15_prognose_tipps_quotenBei der EM 2016 hat man sich schon an eher weniger attraktiven Fußball gewöhnt und vor dem Viertelfinale zwischen Wales und Belgien tut man gut daran, nicht plötzlich ein 90- oder 120-minütiges Spektakel zu erwarten. In beiden Mannschaften finden sich zwar exzellente Individualisten, doch letztlich ist davon auszugehen, dass Belgien mit mehr Ballbesitz attackieren und versuchen wird, eine massierte walisische Defensive zu knacken, während Wales auf Konter setzt. Es droht wie in einigen Spielen im bisherigen Turnierverlauf ein Geduldsspiel und angesichts zweier guter Defensivreihen eine torarme Partie. Wales ließ zuletzt zwei Mal nacheinander kein Gegentor zu und Belgien hielt sogar drei Mal in Serie die Null. Nimmt man dann noch die Torbilanz der letzten vier Direktduelle in den letzten vier Jahren (1,25 im Schnitt) hinzu, hält sich das Risiko mit einer Wette auf Under 3.5 und der Quote 1,20 von Betsafe und Betsson in Grenzen. Vielmehr kann man durchaus auch noch einen Schritt weitergehen und bei Interwetten mit der Quote 1,60 auf Under 2.5 setzen.

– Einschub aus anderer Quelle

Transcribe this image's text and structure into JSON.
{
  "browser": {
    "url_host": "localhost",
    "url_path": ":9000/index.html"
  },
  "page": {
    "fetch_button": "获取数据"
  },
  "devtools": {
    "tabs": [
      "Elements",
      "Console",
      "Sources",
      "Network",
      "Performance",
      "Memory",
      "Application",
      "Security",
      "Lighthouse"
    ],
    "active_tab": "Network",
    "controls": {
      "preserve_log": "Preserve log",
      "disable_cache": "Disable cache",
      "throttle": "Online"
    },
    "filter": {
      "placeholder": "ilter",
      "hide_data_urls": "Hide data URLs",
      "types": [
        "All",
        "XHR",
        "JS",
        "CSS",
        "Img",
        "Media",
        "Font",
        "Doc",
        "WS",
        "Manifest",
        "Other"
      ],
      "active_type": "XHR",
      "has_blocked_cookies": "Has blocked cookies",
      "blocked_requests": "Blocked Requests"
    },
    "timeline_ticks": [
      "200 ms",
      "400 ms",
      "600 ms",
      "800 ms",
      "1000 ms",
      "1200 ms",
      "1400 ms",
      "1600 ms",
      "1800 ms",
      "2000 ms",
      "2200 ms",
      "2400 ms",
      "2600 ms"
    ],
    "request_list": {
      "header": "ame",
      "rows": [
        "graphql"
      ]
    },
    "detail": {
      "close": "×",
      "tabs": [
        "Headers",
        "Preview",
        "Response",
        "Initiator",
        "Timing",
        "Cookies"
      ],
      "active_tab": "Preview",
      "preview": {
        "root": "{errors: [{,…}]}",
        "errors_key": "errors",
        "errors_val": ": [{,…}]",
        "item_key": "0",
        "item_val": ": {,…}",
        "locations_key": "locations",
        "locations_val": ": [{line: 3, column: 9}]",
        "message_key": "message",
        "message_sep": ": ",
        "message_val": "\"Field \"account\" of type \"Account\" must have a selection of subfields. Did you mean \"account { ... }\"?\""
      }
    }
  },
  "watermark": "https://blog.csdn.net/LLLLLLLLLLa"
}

Obwohl auch Wales mit Bale, Aaron Ramsey oder Joe Allen über Qualität verfügt, ist Belgien insgesamt doch klar besser besetzt. Diese individuelle Klasse kann am Ende den Ausschlag geben. Und sollte Belgien relativ früh in Führung gehen wie gegen Irland (3:0) und Ungarn (4:0) werden sich wieder zunehmend Räume für die Kevin de Bruyne, Eden Hazard und Co. bieten, die diese angesichts ihrer enormen Konterstärke auch nutzen dürften. Ein Tipp auf Belgien mit Handicap 0:1 und der Quote 3,25 von Ladbrokes ist daher durchaus interessant. Auch deshalb, weil im walisischen Vorrundenspiel gegen England (1:2) auf den ersten Rückschlag in Form des Ausgleichs noch der zweite folgte und offen ist, wie die Mannschaft in einem K.o.-Spiel mit einem Rückstand umgehen würde.